Kent u dat tv-programma waarin dakloze mensen 10.000 euro en begeleiding kregen om er weer bovenop te komen? Die 10.000 euro sprak bij velen tot de verbeelding. Als dat werkt, dan doen we dat toch? Maar zo eenvoudig is het niet. Juist de begeleiding die de dakloze mensen in dat programma kregen leek het werkzame element. En niet zomaar begeleiding, maar intensieve, beschikbare, en vooral liefdevolle begeleiding. Of, zoals één van de deelnemers van dat programma het verwoordde: “Mensen om je heen die met hun hart met je bezig zijn.’’
Dit is exemplarisch voor wat ik telkens zie in onderzoeken naar sociaal kwetsbare mensen: vertrouwen, serieus worden genomen, echte betrokkenheid en gezien worden als mens werden in ons onderzoek rond ‘personen met verward gedrag’ door deze mensen zelf als voorwaarden genoemd om hulp te accepteren. Mentoren worden steeds vaker ingezet bij kwetsbare groepen, juist omdat die vertrouwensband één van de werkzame elementen is. Ook hulpverleners benadrukken het belang van echt contact maken en vertrouwen winnen. Grote frustratie van diezelfde hulpverleners: dit kost tijd. Tijd die er vaak niet is door druk van financiers om snel resultaten te boeken. Zonde, want uiteindelijk kunnen zulke investeringen veel maatschappelijke kosten besparen. Zo toonde een maatschappelijke businesscase aan dat wanneer mensen met een verstandelijke beperking in detentie intensief begeleid worden door een ‘integrale levensloopondersteuner’, dat dit de maatschappij miljoenen euro’s per jaar bespaart. Maar de kosten gaan voor de baten. En de daarvoor benodigde langetermijnvisie mist vaak.
Continuïteit van de relatie is ook zo’n belangrijke factor. Sociaal kwetsbare mensen kunnen moeite hebben met mensen vertrouwen door nare ervaringen in het verleden. Ze willen ook niet steeds opnieuw hun verhaal moeten doen. Ik vind dat logisch: geldt niet voor iedereen dat continuïteit in een zorgverlenersrelatie prettig is? Ik heb zelf ook liever een vaste huisarts dan elke keer een ander gezicht. Voor mensen met meervoudige problemen komt daar nog eens bij dat ze soms met tientallen instanties, loketten en hulpverleners te maken hebben. Wat zou het dan fijn zijn als één vaste goede hulpverlener hen hier doorheen leidt, zo lang als nodig is. Iemand die ze niet direct loslaat omdat het even wat beter gaat of omdat ‘het traject is afgelopen’.

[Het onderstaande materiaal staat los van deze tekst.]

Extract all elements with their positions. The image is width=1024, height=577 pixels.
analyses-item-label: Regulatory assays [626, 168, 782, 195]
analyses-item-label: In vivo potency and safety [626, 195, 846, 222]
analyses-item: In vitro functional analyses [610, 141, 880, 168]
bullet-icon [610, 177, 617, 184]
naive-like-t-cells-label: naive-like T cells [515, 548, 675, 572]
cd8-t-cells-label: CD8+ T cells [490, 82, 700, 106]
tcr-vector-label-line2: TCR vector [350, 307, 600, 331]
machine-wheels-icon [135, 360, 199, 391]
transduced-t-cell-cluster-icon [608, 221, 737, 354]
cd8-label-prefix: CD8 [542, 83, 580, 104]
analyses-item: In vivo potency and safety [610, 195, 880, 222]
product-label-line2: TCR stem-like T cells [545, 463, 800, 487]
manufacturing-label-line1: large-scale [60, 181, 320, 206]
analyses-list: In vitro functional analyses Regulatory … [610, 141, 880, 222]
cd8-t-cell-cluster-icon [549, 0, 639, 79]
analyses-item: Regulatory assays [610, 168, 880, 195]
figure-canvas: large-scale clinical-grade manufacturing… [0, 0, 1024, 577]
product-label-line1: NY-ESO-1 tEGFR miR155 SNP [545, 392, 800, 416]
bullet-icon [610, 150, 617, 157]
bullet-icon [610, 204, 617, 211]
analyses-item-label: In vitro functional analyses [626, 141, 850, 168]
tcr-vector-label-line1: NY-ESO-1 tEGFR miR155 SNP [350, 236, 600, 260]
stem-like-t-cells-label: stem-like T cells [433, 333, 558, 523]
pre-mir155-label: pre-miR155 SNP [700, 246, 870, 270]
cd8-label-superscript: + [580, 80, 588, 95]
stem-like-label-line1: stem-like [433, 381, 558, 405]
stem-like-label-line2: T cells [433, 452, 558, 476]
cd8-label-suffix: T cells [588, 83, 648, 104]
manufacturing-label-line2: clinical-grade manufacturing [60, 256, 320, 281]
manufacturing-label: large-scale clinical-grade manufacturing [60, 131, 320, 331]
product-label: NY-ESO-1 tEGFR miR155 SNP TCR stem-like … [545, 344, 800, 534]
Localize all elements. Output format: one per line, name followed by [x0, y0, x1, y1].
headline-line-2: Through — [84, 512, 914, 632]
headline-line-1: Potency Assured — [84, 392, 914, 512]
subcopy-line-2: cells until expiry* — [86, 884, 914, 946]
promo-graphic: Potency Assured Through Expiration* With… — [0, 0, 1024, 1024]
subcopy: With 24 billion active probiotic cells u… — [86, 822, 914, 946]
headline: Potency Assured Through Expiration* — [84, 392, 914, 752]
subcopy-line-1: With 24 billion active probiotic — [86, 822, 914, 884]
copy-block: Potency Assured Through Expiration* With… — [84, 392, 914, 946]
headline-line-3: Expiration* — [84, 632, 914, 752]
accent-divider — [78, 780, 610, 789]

Ook voor praktijkonderzoekers zitten hier leerpunten in. Zo hadden we in ons onderzoek waarin we 500 dakloze mensen 2,5 jaar volgden nooit zo’n hoge respons kunnen behalen als we niet zo’n stabiel en empathisch team van interviewers hadden. Niet zelden hoorde ik: “Ik wil alleen nog een keer meedoen aan jullie onderzoek als die ene interviewer weer langskomt.” Een ander belangrijk onderdeel was dat we ons flexibel opstelden en actief contact maakten, ook (juist!) als mensen een keer (of vaker) niet op afspraak verschenen. Vooral voor gemeenten valt daarin nog een wereld te winnen.
Gelukkig zijn er veel positieve ontwikkelingen, bijvoorbeeld de toenemende inzet van ervaringsdeskundigen die vanuit hun ervaringskennis soms net de juiste verbinding kunnen maken. Eén van de opvallendste ontwikkelingen vind ik dat de gemeente Rotterdam aankondigde voornemens te zijn om dakloze mensen – geïnspireerd op het eerder genoemde tv-programma – beter te gaan begeleiden, inclusief ‘verregaande persoonlijke aandacht’. “Een arm om je heen is belangrijker dan tienduizend euro”, stelde burgemeester Aboutaleb daarover. Dat stemt mij alvast positief.
Dr. Barbara van Straaten werkt als senior onderzoeker bij het IVO. Ze heeft een master in de psychologie en in de gezondheidswetenschappen en promoveerde in 2016 op een grootschalig onderzoek naar de leefsituatie van dakloze mensen in de vier grote steden. De rode draad in Barbara’s werk is onderzoek rondom mensen die zich in een kwetsbare situatie bevinden: hoe help je deze mensen vooruit?